You are a critical analyst. Your job is to challenge the task, identify 
what's missing, what assumptions are made, and what could go wrong.

Don't just summarise — push back. Find the weaknesses. Be specific.
2-3 focused paragraphs. No hedging.

The "no hedging" instruction matters. Without it, the Critic tends to produce "on the other hand" diplomatic output that doesn't actually critique anything. Telling the model its job is to push back, and then removing the escape hatch, produces sharper output.

The Synthesizer challenge

The Synthesizer is the hardest agent to prompt well. It receives 500-800 tokens from three different specialists and needs to produce a coherent final output without just concatenating them.

The prompt installs a clear hierarchy: use the Researcher's facts, use the Writer's structure and prose quality, incorporate the Critic's strongest objections. The instruction I've found most effective:

Don't summarise the three inputs. Use them as raw material.
The final output should read as if one expert wrote it,
not as if three experts were stitched together.

What the demo teaches

Running a few tasks through the demo makes a few things obvious:

Role clarity beats prompt length. A 50-word specialist prompt with a clear role outperforms a 200-word general prompt. The model performs better when it knows exactly what it is and what it's not.

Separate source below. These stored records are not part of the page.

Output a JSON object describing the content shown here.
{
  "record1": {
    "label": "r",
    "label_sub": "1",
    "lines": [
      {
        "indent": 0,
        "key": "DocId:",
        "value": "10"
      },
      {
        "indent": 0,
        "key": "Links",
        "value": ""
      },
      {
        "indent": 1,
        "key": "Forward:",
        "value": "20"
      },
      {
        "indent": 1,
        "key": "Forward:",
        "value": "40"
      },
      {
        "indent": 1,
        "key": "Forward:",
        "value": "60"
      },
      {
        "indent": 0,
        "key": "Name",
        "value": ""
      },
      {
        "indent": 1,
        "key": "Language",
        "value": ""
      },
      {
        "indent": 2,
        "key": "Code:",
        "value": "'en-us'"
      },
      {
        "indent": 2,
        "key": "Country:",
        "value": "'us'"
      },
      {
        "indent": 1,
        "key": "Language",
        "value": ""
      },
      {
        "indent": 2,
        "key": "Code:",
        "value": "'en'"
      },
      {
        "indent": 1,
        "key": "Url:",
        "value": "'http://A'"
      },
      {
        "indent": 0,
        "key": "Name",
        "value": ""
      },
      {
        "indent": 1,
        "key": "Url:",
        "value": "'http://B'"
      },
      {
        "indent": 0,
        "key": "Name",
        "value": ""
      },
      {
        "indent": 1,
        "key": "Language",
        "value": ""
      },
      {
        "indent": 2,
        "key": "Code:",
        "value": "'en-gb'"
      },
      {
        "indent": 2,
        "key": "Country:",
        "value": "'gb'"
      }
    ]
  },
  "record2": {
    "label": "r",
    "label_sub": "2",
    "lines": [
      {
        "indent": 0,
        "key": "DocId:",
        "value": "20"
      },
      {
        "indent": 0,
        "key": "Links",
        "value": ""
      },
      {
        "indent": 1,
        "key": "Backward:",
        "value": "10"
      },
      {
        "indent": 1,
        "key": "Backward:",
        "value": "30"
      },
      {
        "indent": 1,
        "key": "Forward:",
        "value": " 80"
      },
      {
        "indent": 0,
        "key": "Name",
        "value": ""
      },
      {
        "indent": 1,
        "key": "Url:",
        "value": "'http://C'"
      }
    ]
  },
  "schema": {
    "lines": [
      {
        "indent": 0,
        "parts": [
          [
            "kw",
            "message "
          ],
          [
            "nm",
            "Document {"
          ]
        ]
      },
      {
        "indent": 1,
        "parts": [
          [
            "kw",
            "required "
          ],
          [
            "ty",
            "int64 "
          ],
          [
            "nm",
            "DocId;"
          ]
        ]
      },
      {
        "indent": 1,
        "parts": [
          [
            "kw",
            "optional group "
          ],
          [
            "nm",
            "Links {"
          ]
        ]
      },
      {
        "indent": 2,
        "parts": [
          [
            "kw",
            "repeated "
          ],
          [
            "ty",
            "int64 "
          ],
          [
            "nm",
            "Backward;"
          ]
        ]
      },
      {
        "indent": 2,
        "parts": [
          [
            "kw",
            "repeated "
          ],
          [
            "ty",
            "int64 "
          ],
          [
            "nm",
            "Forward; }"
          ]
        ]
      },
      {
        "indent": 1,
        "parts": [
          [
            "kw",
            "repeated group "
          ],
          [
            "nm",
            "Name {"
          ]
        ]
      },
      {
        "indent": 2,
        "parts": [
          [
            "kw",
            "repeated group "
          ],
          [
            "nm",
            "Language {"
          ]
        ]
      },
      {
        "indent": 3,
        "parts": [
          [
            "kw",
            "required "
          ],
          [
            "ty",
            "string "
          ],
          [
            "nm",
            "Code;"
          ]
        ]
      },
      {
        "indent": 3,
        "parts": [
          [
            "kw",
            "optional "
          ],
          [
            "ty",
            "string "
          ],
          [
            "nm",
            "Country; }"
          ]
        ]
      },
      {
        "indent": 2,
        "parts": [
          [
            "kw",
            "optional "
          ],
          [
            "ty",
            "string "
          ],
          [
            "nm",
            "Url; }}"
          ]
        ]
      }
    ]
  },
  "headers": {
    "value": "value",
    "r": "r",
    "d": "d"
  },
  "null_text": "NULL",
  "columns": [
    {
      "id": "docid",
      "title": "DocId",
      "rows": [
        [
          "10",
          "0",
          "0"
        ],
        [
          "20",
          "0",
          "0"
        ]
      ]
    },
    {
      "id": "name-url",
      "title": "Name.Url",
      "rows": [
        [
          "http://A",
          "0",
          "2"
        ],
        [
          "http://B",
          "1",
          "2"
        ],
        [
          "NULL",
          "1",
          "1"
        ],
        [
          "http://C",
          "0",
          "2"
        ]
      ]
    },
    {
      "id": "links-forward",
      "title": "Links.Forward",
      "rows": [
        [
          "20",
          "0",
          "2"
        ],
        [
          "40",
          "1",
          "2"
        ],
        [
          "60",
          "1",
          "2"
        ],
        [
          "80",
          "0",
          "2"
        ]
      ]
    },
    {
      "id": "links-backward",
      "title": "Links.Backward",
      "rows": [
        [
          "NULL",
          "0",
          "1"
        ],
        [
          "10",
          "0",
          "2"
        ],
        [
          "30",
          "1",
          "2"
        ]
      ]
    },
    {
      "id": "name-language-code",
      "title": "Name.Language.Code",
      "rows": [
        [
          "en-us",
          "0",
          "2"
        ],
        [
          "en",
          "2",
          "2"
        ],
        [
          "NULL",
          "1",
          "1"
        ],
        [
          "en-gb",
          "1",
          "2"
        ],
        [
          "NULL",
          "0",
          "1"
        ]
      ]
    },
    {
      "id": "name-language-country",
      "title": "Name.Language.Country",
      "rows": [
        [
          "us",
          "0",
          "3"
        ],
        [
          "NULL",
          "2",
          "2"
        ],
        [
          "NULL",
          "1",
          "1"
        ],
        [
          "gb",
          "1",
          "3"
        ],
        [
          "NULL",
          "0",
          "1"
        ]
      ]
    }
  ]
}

Decomposition is the skill. The biggest variable in multi-agent quality is how well you split the task. Overlapping subtasks produce contradictory outputs. Incomplete subtasks produce synthesized outputs with holes. The Planner is where to invest.

Context threads forward, not backward. The Synthesizer knows everything; the Researcher knows nothing about what the Writer will produce. This is fine — but it means you need to think carefully about sequencing. A Researcher who doesn't know the Critic's angle might do redundant work.

The architecture is the prompt. How you structure the pipeline — what each agent knows, what it produces, what it receives — determines output quality more than any individual prompt.

Why this matters for enterprise AI

Enterprise AI teams are building multi-agent systems because the alternative — one massive context window handling everything — doesn't scale. Context costs money. Specialisation improves quality. Parallelism reduces latency.

The pattern in production systems: an orchestrator handles routing and state; specialist agents have narrow, deep prompts; a synthesizer or formatter handles final output. Add observability (which I wanted to make visible in this demo) and you have the skeleton of most enterprise AI pipelines.

The demo is deliberately small to make the architecture legible. Production systems have more agents, more complex routing, failure handling, and retry logic. But the core pattern — decompose, specialise, synthesize — is the same.